Laraine shows three daffodils whose configuration is not as perfect as that of the award-winner
I inquired about the daffodil’s name. ‘Well … no-one knows’, she said. She inherited it five years earlier following the passing of a Italian woman whose family had come to live and work in Batlow in the late 1920s. She understands that it dates back more than eight decades in Australian plant history, but has been able to find out nothing more.
Pretty daffodils in a vase
Just one bulb was given to her, now there are twelve. She does nothing much beyond feeding them with ‘alpaca poo and sheep manure’ once a year when the opportunity arises. And, of course, enjoying them. They do so well in their elevated environment, where spring water bubbles up and runs down to farms and the town. ‘Batlow has always been a place for daffodils,’ she says.
And for apples! Post-World War One, returned soldiers were given settlement blocks of between 40 and 60 acres around Batlow on the condition that they grew apples there. The town, first known as Reedy Creek, had been set up in 1854 when gold was discovered nearby. The gold deposits were soon exhausted but the growth of fruit trees was encouraged, especially apples that were particularly suited to the cold winters, high rainfall and good soil. Batlow is not a large place, but its 50 or so growers now provide around 10 per cent of the Australian apple crop, with some 1.6 million cases of apples grown and harvested each year.

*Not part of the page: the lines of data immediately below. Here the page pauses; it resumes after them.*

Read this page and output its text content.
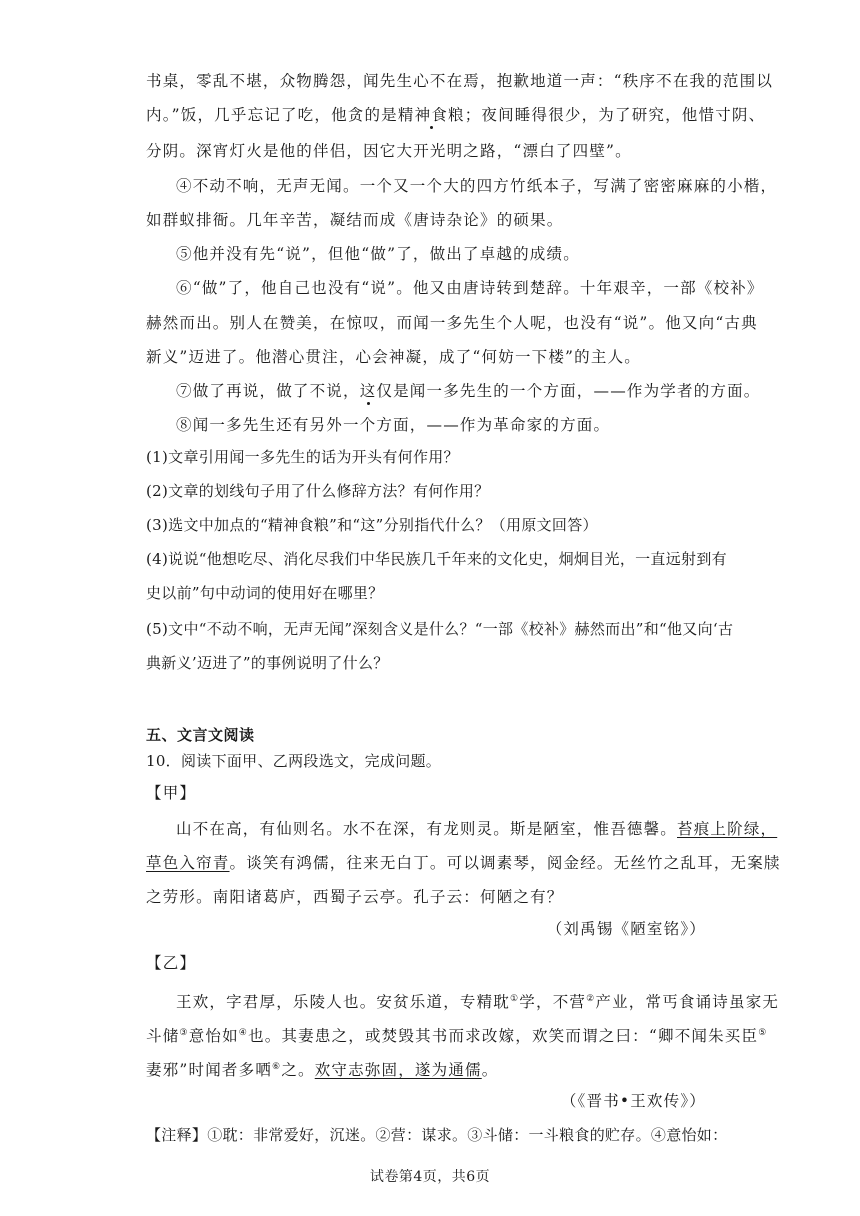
书桌，零乱不堪，众物腾怨，闻先生心不在焉，抱歉地道一声：“秩序不在我的范围以
内。”饭，几乎忘记了吃，他贪的是精神食粮；夜间睡得很少，为了研究，他惜寸阴、
分阴。深宵灯火是他的伴侣，因它大开光明之路，“漂白了四壁”。
④不动不响，无声无闻。一个又一个大的四方竹纸本子，写满了密密麻麻的小楷，
如群蚁排衙。几年辛苦，凝结而成《唐诗杂论》的硕果。
⑤他并没有先“说”，但他“做”了，做出了卓越的成绩。
⑥“做”了，他自己也没有“说”。他又由唐诗转到楚辞。十年艰辛，一部《校补》
赫然而出。别人在赞美，在惊叹，而闻一多先生个人呢，也没有“说”。他又向“古典
新义”迈进了。他潜心贯注，心会神凝，成了“何妨一下楼”的主人。
⑦做了再说，做了不说，这仅是闻一多先生的一个方面，——作为学者的方面。
⑧闻一多先生还有另外一个方面，——作为革命家的方面。
(1)文章引用闻一多先生的话为开头有何作用？
(2)文章的划线句子用了什么修辞方法？有何作用？
(3)选文中加点的“精神食粮”和“这”分别指代什么？（用原文回答）
(4)说说“他想吃尽、消化尽我们中华民族几千年来的文化史，炯炯目光，一直远射到有
史以前”句中动词的使用好在哪里？
(5)文中“不动不响，无声无闻”深刻含义是什么？“一部《校补》赫然而出”和“他又向‘古
典新义’迈进了”的事例说明了什么？
五、文言文阅读
10．阅读下面甲、乙两段选文，完成问题。
【甲】
山不在高，有仙则名。水不在深，有龙则灵。斯是陋室，惟吾德馨。苔痕上阶绿，
草色入帘青。谈笑有鸿儒，往来无白丁。可以调素琴，阅金经。无丝竹之乱耳，无案牍
之劳形。南阳诸葛庐，西蜀子云亭。孔子云：何陋之有？
（刘禹锡《陋室铭》）
【乙】
王欢，字君厚，乐陵人也。安贫乐道，专精耽①学，不营②产业，常丐食诵诗虽家无
斗储③意怡如④也。其妻患之，或焚毁其书而求改嫁，欢笑而谓之曰：“卿不闻朱买臣⑤
妻邪”时闻者多哂⑥之。欢守志弥固，遂为通儒。
（《晋书•王欢传》）
【注释】①耽：非常爱好，沉迷。②营：谋求。③斗储：一斗粮食的贮存。④意怡如：
试卷第4页，共6页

Driving up the hills and out of the town is a rare experience. Expanses of perfectly pruned espaliered apple trees just keep on coming, stretching into the distance. They include Pink Lady and Bonzer, Delicious and Jonathan, Fuji and Sundowner, Jazz and many more. It’s early spring, but shelters are already rising around the plantations, with long narrow rolls of what looks like white muslin (but is no doubt much stronger) ready to be spread above them.
This will take care of hail and hungry birds, you think. The apples will be perfect. Just like that beautiful anonymous daffodil.
This story was published in 2014.
This year, 2017, the annual Batlow Apple Blossom Festival is on 21 October 2017.